Этот корабль шел достаточно плавно, просто мягко поднимаясь на волне, и он почувствовал надежду, что им не придется слишком много делать, чтобы сохранить его груз в безопасности. Он подошел к комингсу перед трюмом и заглянул за край. Бочки и тюки двигались, и он слышал плеск воды, но, насколько он мог видеть, большого вторжения не было. По-настоящему мокрым было только самое дно. Тем не менее, лучше быть уверенным.
Там была лестница, и он крепко ухватился за нее, оглядываясь по сторонам. Все вокруг него здесь, наверху, было почерневшим. Большую часть настила нужно было бы разобрать и заменить. Он не был уверен, что поврежденная мачта выдержит сильный взрыв. Ее тоже лучше заменить, на всякий случай. На носу лежало грязное месиво из почерневшей парусины, и тонкие обрывки плавали вокруг так часто, как их подхватывал ветер: сгоревшие паруса. Там тоже были металлические заклепки и обрывки кожи. Это было почти так, как будто ... но это не имело бы смысла.
Неохотно, поскольку Пайкет никогда не был счастлив на трапах — отдайте ему предпочтение прочному пеньковому тросу, - он перекинул себя через комингс и спустился в темные глубины.

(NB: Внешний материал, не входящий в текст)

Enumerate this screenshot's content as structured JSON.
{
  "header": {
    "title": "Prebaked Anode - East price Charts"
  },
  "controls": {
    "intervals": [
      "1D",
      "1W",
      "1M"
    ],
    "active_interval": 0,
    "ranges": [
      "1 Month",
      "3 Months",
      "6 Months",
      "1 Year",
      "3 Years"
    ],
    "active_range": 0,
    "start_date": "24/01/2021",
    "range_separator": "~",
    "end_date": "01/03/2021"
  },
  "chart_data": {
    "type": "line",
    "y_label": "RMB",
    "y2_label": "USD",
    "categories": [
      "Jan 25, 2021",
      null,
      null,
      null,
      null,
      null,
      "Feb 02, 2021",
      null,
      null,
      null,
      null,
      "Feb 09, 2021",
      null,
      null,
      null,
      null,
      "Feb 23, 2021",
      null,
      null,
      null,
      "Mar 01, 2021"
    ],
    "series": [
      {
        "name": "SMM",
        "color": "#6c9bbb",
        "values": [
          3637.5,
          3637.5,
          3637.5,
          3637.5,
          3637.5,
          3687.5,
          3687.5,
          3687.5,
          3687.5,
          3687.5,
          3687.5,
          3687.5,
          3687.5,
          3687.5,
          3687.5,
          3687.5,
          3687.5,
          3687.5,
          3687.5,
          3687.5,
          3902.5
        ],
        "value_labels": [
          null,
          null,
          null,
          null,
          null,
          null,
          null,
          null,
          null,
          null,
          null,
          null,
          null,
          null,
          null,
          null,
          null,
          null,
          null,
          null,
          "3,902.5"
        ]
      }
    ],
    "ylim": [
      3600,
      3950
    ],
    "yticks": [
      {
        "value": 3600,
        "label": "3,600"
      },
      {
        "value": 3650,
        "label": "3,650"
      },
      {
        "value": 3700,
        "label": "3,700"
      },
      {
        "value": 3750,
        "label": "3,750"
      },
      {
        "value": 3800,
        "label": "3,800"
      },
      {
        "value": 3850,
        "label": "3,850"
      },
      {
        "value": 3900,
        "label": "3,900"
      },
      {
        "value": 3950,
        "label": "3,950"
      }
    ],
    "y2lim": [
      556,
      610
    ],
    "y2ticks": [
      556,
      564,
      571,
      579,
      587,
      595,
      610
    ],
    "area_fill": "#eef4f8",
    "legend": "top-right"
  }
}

Вот он по колено в холодной морской воде. Пока он стоял там, принюхиваясь, прислушиваясь, он босыми ногами чувствовал движение корабля. Скрип и постанывание движущихся стропил были оглушительными, а постоянный плеск воды в трюме и по бокам судна усиливался до тех пор, пока не стало казаться, что в него бьются волны. Еще большее беспокойство вызывали пять бочек, которые были сорваны со своих причалов и теперь плавали вокруг, угрожая раздавить его, если он будет неосторожен. Огромные тюки были массивными; по запаху он был уверен, что они полны ткани. Опытный моряк мог без труда распознать запах различных грузов.
Однако не этот запах заставил его нахмуриться. Нет, это была невыносимая вонь масла. И атмосфера ужаса, которая, казалось, даже его бесстрастному разуму, пропитала судно.
Судебный пристав Саймон Путток улыбнулся, и Иво ле Бел дрогнул.